D PO Box 919, Kingscote, SA 5223, Australia.
E Research Institute for Environment and Livelihoods, Charles Darwin University, Casuarina, NT 0909, Australia.
F Corresponding author. Email: karleah.trengove@gmail.com
Australian Mammalogy 44(2) 256-265 https://doi.org/10.1071/AM20027
Submitted: 29 March 2020 Accepted: 24 August 2021 Published: 22 September 2021
Abstract
Remnant natural populations of greater bilbies (Macrotis lagotis) are confined to the Australian arid zone where bilbies construct and shelter in multiple burrows within their home range.
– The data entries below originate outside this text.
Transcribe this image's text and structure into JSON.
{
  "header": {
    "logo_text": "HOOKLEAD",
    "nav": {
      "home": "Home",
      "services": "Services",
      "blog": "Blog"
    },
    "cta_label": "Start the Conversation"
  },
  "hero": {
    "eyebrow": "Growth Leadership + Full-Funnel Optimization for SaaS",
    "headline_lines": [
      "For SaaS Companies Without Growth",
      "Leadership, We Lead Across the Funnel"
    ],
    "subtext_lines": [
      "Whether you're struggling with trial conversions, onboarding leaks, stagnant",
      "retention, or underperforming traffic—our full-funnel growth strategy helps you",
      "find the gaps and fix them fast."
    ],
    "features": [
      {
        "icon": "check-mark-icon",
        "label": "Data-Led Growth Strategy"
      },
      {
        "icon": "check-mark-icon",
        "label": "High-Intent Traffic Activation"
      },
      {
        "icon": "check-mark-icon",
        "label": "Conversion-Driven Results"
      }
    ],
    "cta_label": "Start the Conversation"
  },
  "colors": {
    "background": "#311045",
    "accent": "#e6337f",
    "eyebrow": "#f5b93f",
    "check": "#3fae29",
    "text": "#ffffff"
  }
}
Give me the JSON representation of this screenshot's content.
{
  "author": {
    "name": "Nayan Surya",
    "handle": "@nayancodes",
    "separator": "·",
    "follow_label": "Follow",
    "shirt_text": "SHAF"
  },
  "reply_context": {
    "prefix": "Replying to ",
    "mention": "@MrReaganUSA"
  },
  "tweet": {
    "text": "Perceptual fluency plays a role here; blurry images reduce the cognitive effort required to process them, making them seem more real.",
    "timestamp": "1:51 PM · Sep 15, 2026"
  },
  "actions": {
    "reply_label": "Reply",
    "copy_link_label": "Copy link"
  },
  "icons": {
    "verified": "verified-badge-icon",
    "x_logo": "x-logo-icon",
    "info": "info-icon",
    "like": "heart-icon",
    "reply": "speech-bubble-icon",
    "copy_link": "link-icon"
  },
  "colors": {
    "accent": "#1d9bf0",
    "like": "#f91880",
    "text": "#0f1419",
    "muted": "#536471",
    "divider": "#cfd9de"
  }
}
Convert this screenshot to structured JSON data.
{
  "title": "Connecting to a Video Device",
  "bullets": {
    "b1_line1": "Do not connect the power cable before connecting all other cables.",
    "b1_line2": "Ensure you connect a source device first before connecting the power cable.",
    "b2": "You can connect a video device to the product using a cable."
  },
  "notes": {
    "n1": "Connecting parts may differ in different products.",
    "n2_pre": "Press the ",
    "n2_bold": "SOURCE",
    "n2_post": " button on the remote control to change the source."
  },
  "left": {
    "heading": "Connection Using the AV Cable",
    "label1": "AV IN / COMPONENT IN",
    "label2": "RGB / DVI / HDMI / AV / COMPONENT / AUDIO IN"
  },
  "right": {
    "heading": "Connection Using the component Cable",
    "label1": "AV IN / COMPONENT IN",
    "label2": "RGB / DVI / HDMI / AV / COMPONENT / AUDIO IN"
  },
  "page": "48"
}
We investigated burrow use behaviour of bilbies in a translocated population in temperate southern Australia to determine if behaviour differed in this climatic zone. Over a 12 month period, 43 adult bilbies at Venus Bay Conservation Park were spool-and-line tracked to 118 burrows. Active burrow density was 0.55 per ha, and bilbies at the site used multiple burrows (up to 13 for males and 8 for females) and regularly moved between diurnal burrows. Male bilbies had significantly larger burrow ranges (10.2 ± 5.8 ha, MCP100, mean ± s.d.) than females (2.6 ± 1.8 ha), and were similar in size to those recorded in an arid zone population. Males’ burrow ranges tended to overlap with the burrow range of multiple other males and females. The density of burrows in the current study suggests that bilby burrows were likely to have been a common landscape feature within the southern parts of the species range prior to their local extinction. Further research is needed to determine the impact of the loss of bilby burrows from southern Australia on other burrow commensal species.
Keywords: behaviour, burrow density, ecosystem engineers, greater bilbies, Macrotis lagotis, marsupial, threatened species, Thylacomyidae.